10/06/2026
The kids are fighting in the back seat and suddenly your patience is gone.
You notice yourself becoming tense, snapping more quickly, and all you want is for it to stop.
And in that moment, it can feel like the reaction is about this situation but often it’s not just about what’s happening right now.
Sibling conflict has a way of touching something deeper.
For many of us, conflict wasn’t something we learned to sit alongside. It might have meant someone was in trouble, someone had to back down, or peace had to be restored quickly. Maybe emotions weren’t really welcome, or disagreements felt uncomfortable, unsafe, or even like a threat to connection.

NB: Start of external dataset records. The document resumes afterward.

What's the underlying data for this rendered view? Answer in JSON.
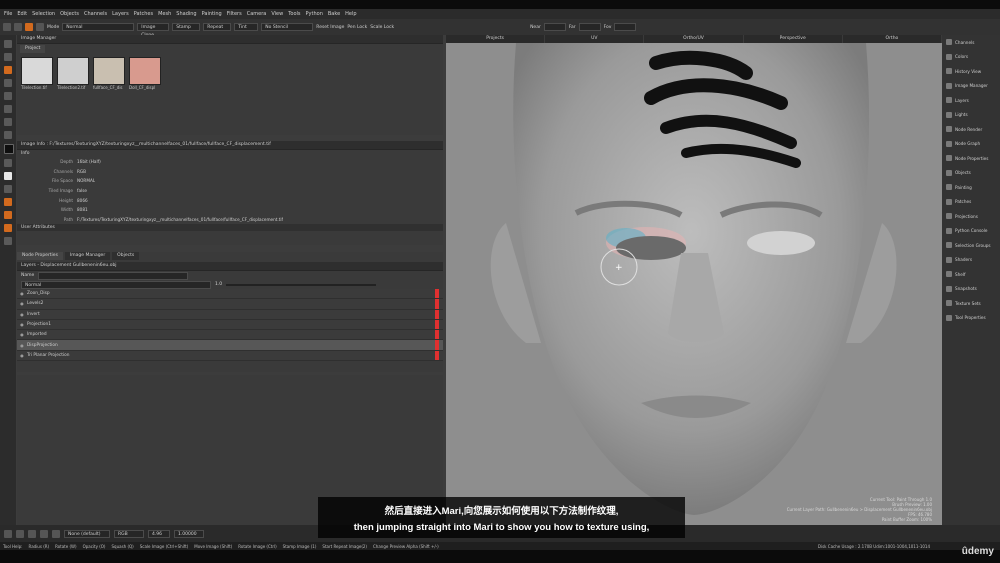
{
  "menus": [
    "File",
    "Edit",
    "Selection",
    "Objects",
    "Channels",
    "Layers",
    "Patches",
    "Mesh",
    "Shading",
    "Painting",
    "Filters",
    "Camera",
    "View",
    "Tools",
    "Python",
    "Bake",
    "Help"
  ],
  "toolbar": {
    "mode_label": "Mode",
    "mode_value": "Normal",
    "image_clone": "Image Clone",
    "stamp": "Stamp",
    "repeat": "Repeat",
    "tint": "Tint",
    "no_stencil": "No Stencil",
    "reset_image": "Reset Image",
    "pen_lock": "Pen Lock",
    "scale_lock": "Scale Lock",
    "near_label": "Near",
    "far_label": "Far",
    "fov_label": "Fov"
  },
  "image_manager": {
    "title": "Image Manager",
    "tab": "Project",
    "thumbs": [
      {
        "caption": "Tilelection.tif",
        "color": "#d9d9d9"
      },
      {
        "caption": "Tilelection2.tif",
        "color": "#cfcfcf"
      },
      {
        "caption": "fullface_CF_dis",
        "color": "#c9bfb0"
      },
      {
        "caption": "Doll_CF_displ",
        "color": "#d89a8e"
      }
    ]
  },
  "image_info": {
    "header": "Image Info : F:/Textures/TexturingXYZ/texturingxyz__multichannelfaces_01/fullface/fullface_CF_displacement.tif",
    "section": "Info",
    "rows": [
      {
        "key": "Depth",
        "value": "16bit (Half)"
      },
      {
        "key": "Channels",
        "value": "RGB"
      },
      {
        "key": "File Space",
        "value": "NORMAL"
      },
      {
        "key": "Tiled Image",
        "value": "false"
      },
      {
        "key": "Height",
        "value": "8066"
      },
      {
        "key": "Width",
        "value": "8081"
      },
      {
        "key": "Path",
        "value": "F:/Textures/TexturingXYZ/texturingxyz__multichannelfaces_01/fullface/fullface_CF_displacement.tif"
      }
    ],
    "user_attributes": "User Attributes"
  },
  "bottom_tabs": [
    "Node Properties",
    "Image Manager",
    "Objects"
  ],
  "layers": {
    "title": "Layers - Displacement Gullbenenin6eu.obj",
    "filter_label": "Name",
    "blend": "Normal",
    "opacity": "1.0",
    "rows": [
      {
        "name": "Zoon_Disp",
        "sel": false
      },
      {
        "name": "Levels2",
        "sel": false
      },
      {
        "name": "Invert",
        "sel": false
      },
      {
        "name": "Projection1",
        "sel": false
      },
      {
        "name": "Imported",
        "sel": false
      },
      {
        "name": "DispProjection",
        "sel": true
      },
      {
        "name": "Tri Planar Projection",
        "sel": false
      }
    ]
  },
  "viewport": {
    "tabs": [
      "Projects",
      "UV",
      "Ortho/UV",
      "Perspective",
      "Ortho"
    ],
    "info_lines": [
      "Current Tool: Paint Through 1.0",
      "Brush Preview: 1.00",
      "Current Layer Path: Gullbenenin6eu > Displacement Gullbenenin6eu.obj",
      "FPS: 46.780",
      "Paint Buffer Zoom: 100%"
    ]
  },
  "right_panel": [
    "Channels",
    "Colors",
    "History View",
    "Image Manager",
    "Layers",
    "Lights",
    "Node Render",
    "Node Graph",
    "Node Properties",
    "Objects",
    "Painting",
    "Patches",
    "Projections",
    "Python Console",
    "Selection Groups",
    "Shaders",
    "Shelf",
    "Snapshots",
    "Texture Sets",
    "Tool Properties"
  ],
  "bottom_toolbar": {
    "channel": "None (default)",
    "format": "RGB",
    "size": "4.96",
    "value": "1.00000"
  },
  "status": {
    "items": [
      "Tool Help:",
      "Radius (R)",
      "Rotate (W)",
      "Opacity (O)",
      "Squash (Q)",
      "Scale Image (Ctrl+Shift)",
      "Move Image (Shift)",
      "Rotate Image (Ctrl)",
      "Stamp Image (1)",
      "Start Repeat Image(2)",
      "Change Preview Alpha (Shift +/-)"
    ],
    "right": "Disk Cache Usage : 2.170B  Udim:1001-1004,1011-1014"
  },
  "subtitle": {
    "zh": "然后直接进入Mari,向您展示如何使用以下方法制作纹理,",
    "en": "then jumping straight into Mari to show you how to texture using,"
  },
  "watermark": "ûdemy",
  "colors": {
    "accent": "#d26a1e",
    "layer_marker": "#e03030"
  }
}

So when our children argue, something in us can react as though we are back there again. Trying to restore calm. Trying to make it stop. Trying to get everyone back into ‘okay’ as quickly as possible.
But sibling conflict isn’t a sign that something is going wrong. It’s a normal part of growing up alongside another person.

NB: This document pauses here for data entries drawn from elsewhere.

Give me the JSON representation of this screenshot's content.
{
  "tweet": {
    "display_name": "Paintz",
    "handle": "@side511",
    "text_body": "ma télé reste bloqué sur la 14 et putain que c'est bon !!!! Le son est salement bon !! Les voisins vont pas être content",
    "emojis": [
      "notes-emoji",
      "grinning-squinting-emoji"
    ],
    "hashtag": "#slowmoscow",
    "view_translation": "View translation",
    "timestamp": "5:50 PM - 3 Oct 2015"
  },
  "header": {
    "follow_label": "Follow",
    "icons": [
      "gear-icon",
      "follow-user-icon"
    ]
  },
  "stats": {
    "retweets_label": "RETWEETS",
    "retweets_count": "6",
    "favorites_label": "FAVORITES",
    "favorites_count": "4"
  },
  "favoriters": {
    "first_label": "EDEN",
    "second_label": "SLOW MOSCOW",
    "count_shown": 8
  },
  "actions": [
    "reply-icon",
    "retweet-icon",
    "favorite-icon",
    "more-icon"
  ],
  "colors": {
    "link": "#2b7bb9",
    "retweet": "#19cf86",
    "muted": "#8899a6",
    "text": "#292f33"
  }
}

Children are learning how to share space, how to express preferences, how to navigate difference, how to repair rupture, and how to stay in relationship even when things don’t go their way. These are not small skills. They are one of the foundations of every relationship they will ever have.
The challenge is that we often try to remove conflict, when what children actually need is support moving through it.

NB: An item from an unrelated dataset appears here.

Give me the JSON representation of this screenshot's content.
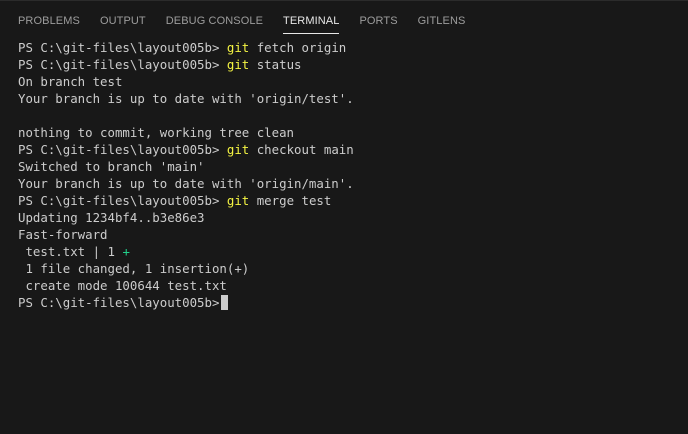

Noticing what each child is experiencing.
Helping them find words for what’s happening underneath the behaviour.
Supporting repair once things have escalated.
And gradually learning that relationships can hold disagreement without falling apart.
And sometimes the most important part of this work is what is happening in us because the intensity we feel in those moments often carries a history of its own.
When you notice yourself reacting strongly to sibling conflict, it can be worth gently asking:
What is this bringing up for me?
What did conflict mean in my family growing up?
Not to judge it. Just to understand it.
Because when we can stay connected to ourselves in those moments, we’re far more able to stay connected to our children through theirs.